Improving your perspective in photography

As a photographer for over 30 years, I've noticed when people show me their photos, one of the mistakes amateur photographers make far too often is to shoot people or portrait images taken with a wide angle lens.
Today with the abundance of zoom lenses it is easier to zoom to wide rather than backing up with the camera. But the consequences of zooming wide on a people picture is distortion. The head becomes big out of proportion with the rest of the body. Or, if an arm or some part of the body is closer to the camera than the main part of the body, that arm or part of the body looks huge and out of proportion with the rest of the body. The answer to not letting that happen is to shoot with a more normal focal length lens.
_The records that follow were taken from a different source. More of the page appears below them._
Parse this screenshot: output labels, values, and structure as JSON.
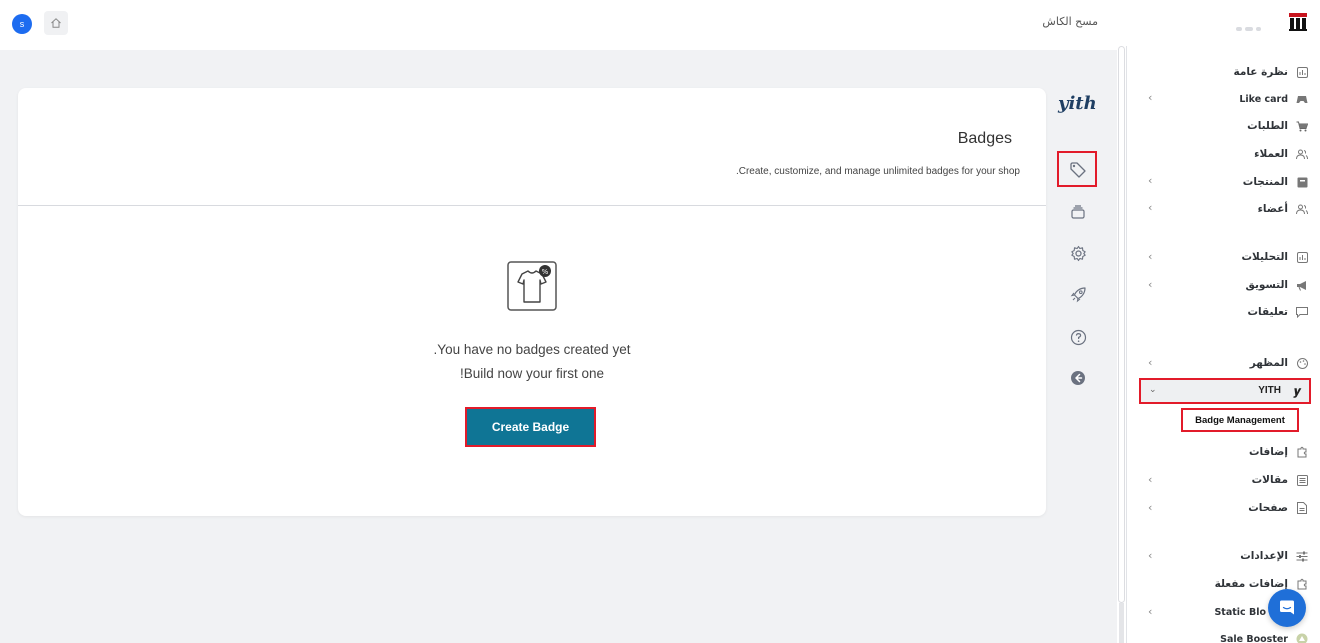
{
  "topbar": {
    "avatar_letter": "s",
    "cache_link": "مسح الكاش"
  },
  "card": {
    "title": "Badges",
    "description": ".Create, customize, and manage unlimited badges for your shop",
    "empty_line1": ".You have no badges created yet",
    "empty_line2": "!Build now your first one",
    "create_button": "Create Badge"
  },
  "yith_logo": "yith",
  "sidebar": {
    "items": [
      {
        "label": "نظرة عامة",
        "icon": "dashboard-icon"
      },
      {
        "label": "Like card",
        "icon": "gamepad-icon",
        "has_chevron": true
      },
      {
        "label": "الطلبات",
        "icon": "cart-icon"
      },
      {
        "label": "العملاء",
        "icon": "users-icon"
      },
      {
        "label": "المنتجات",
        "icon": "archive-icon",
        "has_chevron": true
      },
      {
        "label": "أعضاء",
        "icon": "users-icon",
        "has_chevron": true
      },
      {
        "label": "التحليلات",
        "icon": "chart-icon",
        "has_chevron": true
      },
      {
        "label": "التسويق",
        "icon": "megaphone-icon",
        "has_chevron": true
      },
      {
        "label": "تعليقات",
        "icon": "comment-icon"
      },
      {
        "label": "المظهر",
        "icon": "palette-icon",
        "has_chevron": true
      },
      {
        "label": "YITH",
        "icon": "yith-icon",
        "expanded": true
      },
      {
        "label": "إضافات",
        "icon": "plugin-icon"
      },
      {
        "label": "مقالات",
        "icon": "post-icon",
        "has_chevron": true
      },
      {
        "label": "صفحات",
        "icon": "page-icon",
        "has_chevron": true
      },
      {
        "label": "الإعدادات",
        "icon": "settings-icon",
        "has_chevron": true
      },
      {
        "label": "إضافات مفعلة",
        "icon": "plugin-icon"
      },
      {
        "label": "Static Blo",
        "icon": "block-icon",
        "has_chevron": true
      },
      {
        "label": "Sale Booster",
        "icon": "booster-icon"
      }
    ],
    "yith_submenu": "Badge Management"
  },
  "colors": {
    "accent": "#0f7595",
    "highlight": "#e21b2a",
    "chat": "#1f6fd8"
  }
}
In other words, don't zoom to fill the frame, just back up a little and leave the lens set for the normal or telephoto part of your zoom.
You also gain by shooting on the more telephoto setting on your lens as you will include far less background in your photos. And, if you are doing a portrait why would you want to include all the background that is visible. Make the subject (portrait) the center of interest, not the room or location you are shooting in the subject with a person standing in the middle of the location.
When you pick up a fashion magazine ie. Glamour, Vogue, Cosmopolitan, W, notice the perspective of the pictures, the photographer when shooting a full length shot to show the outfit the model is wearing, bends down to shoot at waist or knee level. The photo makes the model look better and no distortion. Want to see bad photos pick up a People or Us magazine. When those photographers shoot the stars on the red carpet or almost anywhere they are shooting wide angle and are far too tall or high for a full length shot. But, that is the way they do it.  Next time you are in the check out lane of your grocery store or in the drugstore, compare the images in a fashion magazine compared to the People or Us magazine.
You will begin to understand perspective and distortion.
It is the little things and the attention to detail that make a photographer a great photographer and not just a snapshot shooter.
My opinion,
Art Ketchum
Note: The camera position is lower than the waist of the model.